Another deal worth mentioning was the “pooling” of OPKO’s and early-stage developer RXi Pharmaceuticals’ (RXII) RNAi pipelines, which resulted in a significant (50 M share) stake in RXi for OPKO. More recently, we also saw a deal made with Tesaro (NASDAQ: TSRO) for shared development of rolapitant, under which OPKO can receive $121 M in milestone payments plus full rights to market in Latin America.
Looking at OPKO’s balance sheet, we can also see some notable improvements after the company’s 3% convertible debt auction earlier in the year. As of March 31st 2013, the company held $182 M in cash, and $238 M in current assets. The biggest liability on the balance sheet at this point is the big pool of convertible notes (valued at $196.4 M), although the interest rate is quite favorable and it must be noted that the debt doesn’t expire until 2033.

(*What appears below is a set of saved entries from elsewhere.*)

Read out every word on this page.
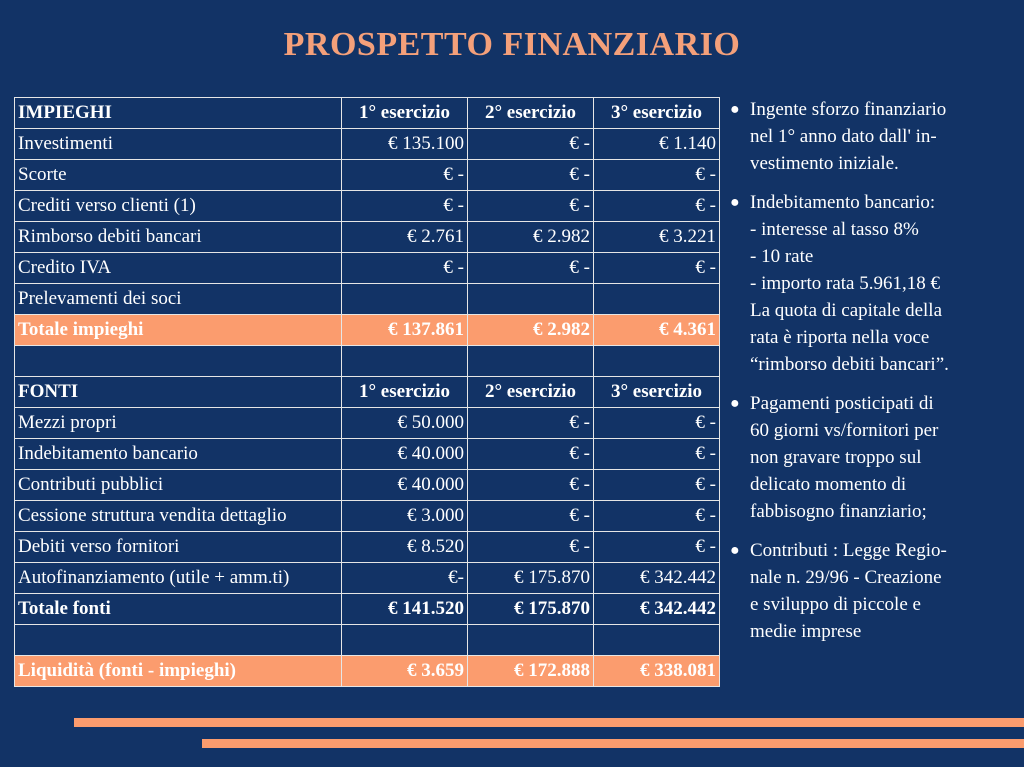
PROSPETTO FINANZIARIO
IMPIEGHI	1° esercizio	2° esercizio	3° esercizio
Investimenti	€ 135.100	€ -	€ 1.140
Scorte	€ -	€ -	€ -
Crediti verso clienti (1)	€ -	€ -	€ -
Rimborso debiti bancari	€ 2.761	€ 2.982	€ 3.221
Credito IVA	€ -	€ -	€ -
Prelevamenti dei soci			
Totale impieghi	€ 137.861	€ 2.982	€ 4.361

FONTI	1° esercizio	2° esercizio	3° esercizio
Mezzi propri	€ 50.000	€ -	€ -
Indebitamento bancario	€ 40.000	€ -	€ -
Contributi pubblici	€ 40.000	€ -	€ -
Cessione struttura vendita dettaglio	€ 3.000	€ -	€ -
Debiti verso fornitori	€ 8.520	€ -	€ -
Autofinanziamento (utile + amm.ti)	€-	€ 175.870	€ 342.442
Totale fonti	€ 141.520	€ 175.870	€ 342.442

Liquidità (fonti - impieghi)	€ 3.659	€ 172.888	€ 338.081
● Ingente sforzo finanziario
nel 1° anno dato dall' in-
vestimento iniziale.
● Indebitamento bancario:
- interesse al tasso 8%
- 10 rate
- importo rata 5.961,18 €
La quota di capitale della
rata è riporta nella voce
“rimborso debiti bancari”.
● Pagamenti posticipati di
60 giorni vs/fornitori per
non gravare troppo sul
delicato momento di
fabbisogno finanziario;
● Contributi : Legge Regio-
nale n. 29/96 - Creazione
e sviluppo di piccole e
medie imprese
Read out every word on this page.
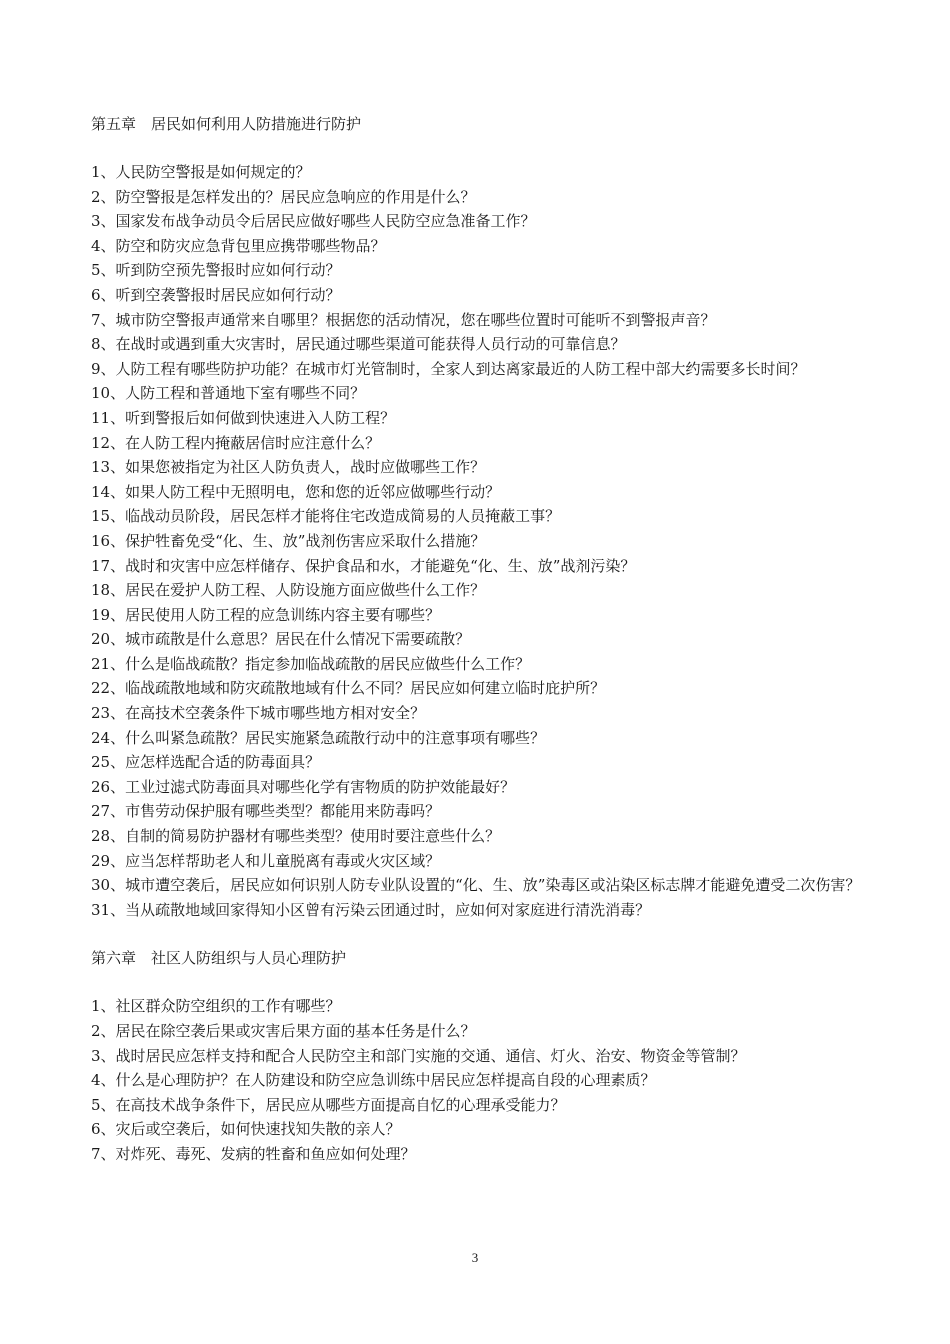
第五章　居民如何利用人防措施进行防护
1、人民防空警报是如何规定的？
2、防空警报是怎样发出的？居民应急响应的作用是什么？
3、国家发布战争动员令后居民应做好哪些人民防空应急准备工作？
4、防空和防灾应急背包里应携带哪些物品？
5、听到防空预先警报时应如何行动？
6、听到空袭警报时居民应如何行动？
7、城市防空警报声通常来自哪里？根据您的活动情况，您在哪些位置时可能听不到警报声音？
8、在战时或遇到重大灾害时，居民通过哪些渠道可能获得人员行动的可靠信息？
9、人防工程有哪些防护功能？在城市灯光管制时，全家人到达离家最近的人防工程中部大约需要多长时间？
10、人防工程和普通地下室有哪些不同？
11、听到警报后如何做到快速进入人防工程？
12、在人防工程内掩蔽居信时应注意什么？
13、如果您被指定为社区人防负责人，战时应做哪些工作？
14、如果人防工程中无照明电，您和您的近邻应做哪些行动？
15、临战动员阶段，居民怎样才能将住宅改造成简易的人员掩蔽工事？
16、保护牲畜免受“化、生、放”战剂伤害应采取什么措施？
17、战时和灾害中应怎样储存、保护食品和水，才能避免“化、生、放”战剂污染？
18、居民在爱护人防工程、人防设施方面应做些什么工作？
19、居民使用人防工程的应急训练内容主要有哪些？
20、城市疏散是什么意思？居民在什么情况下需要疏散？
21、什么是临战疏散？指定参加临战疏散的居民应做些什么工作？
22、临战疏散地域和防灾疏散地域有什么不同？居民应如何建立临时庇护所？
23、在高技术空袭条件下城市哪些地方相对安全？
24、什么叫紧急疏散？居民实施紧急疏散行动中的注意事项有哪些？
25、应怎样选配合适的防毒面具？
26、工业过滤式防毒面具对哪些化学有害物质的防护效能最好？
27、市售劳动保护服有哪些类型？都能用来防毒吗？
28、自制的简易防护器材有哪些类型？使用时要注意些什么？
29、应当怎样帮助老人和儿童脱离有毒或火灾区域？
30、城市遭空袭后，居民应如何识别人防专业队设置的“化、生、放”染毒区或沾染区标志牌才能避免遭受二次伤害？
31、当从疏散地域回家得知小区曾有污染云团通过时，应如何对家庭进行清洗消毒？
第六章　社区人防组织与人员心理防护
1、社区群众防空组织的工作有哪些？
2、居民在除空袭后果或灾害后果方面的基本任务是什么？
3、战时居民应怎样支持和配合人民防空主和部门实施的交通、通信、灯火、治安、物资金等管制？
4、什么是心理防护？在人防建设和防空应急训练中居民应怎样提高自段的心理素质？
5、在高技术战争条件下，居民应从哪些方面提高自忆的心理承受能力？
6、灾后或空袭后，如何快速找知失散的亲人？
7、对炸死、毒死、发病的牲畜和鱼应如何处理？
3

OPKO is a heavily shorted biopharmaceutical holding company that is often misunderstood and underestimated, as was the case for previous companies that had been acquired and controlled by the multibillionaire healthcare investor Dr. Phillip Frost. Recent and promising acquisitions by OPKO have been on very favorable terms, and the company’s financials were drastically improved after the company’s convertible debt auction. Of particular interest on the acquisition front is hGH-CTP from the PROLOR pipeline, which justifies half the $2B valuation of OPKO single-handedly.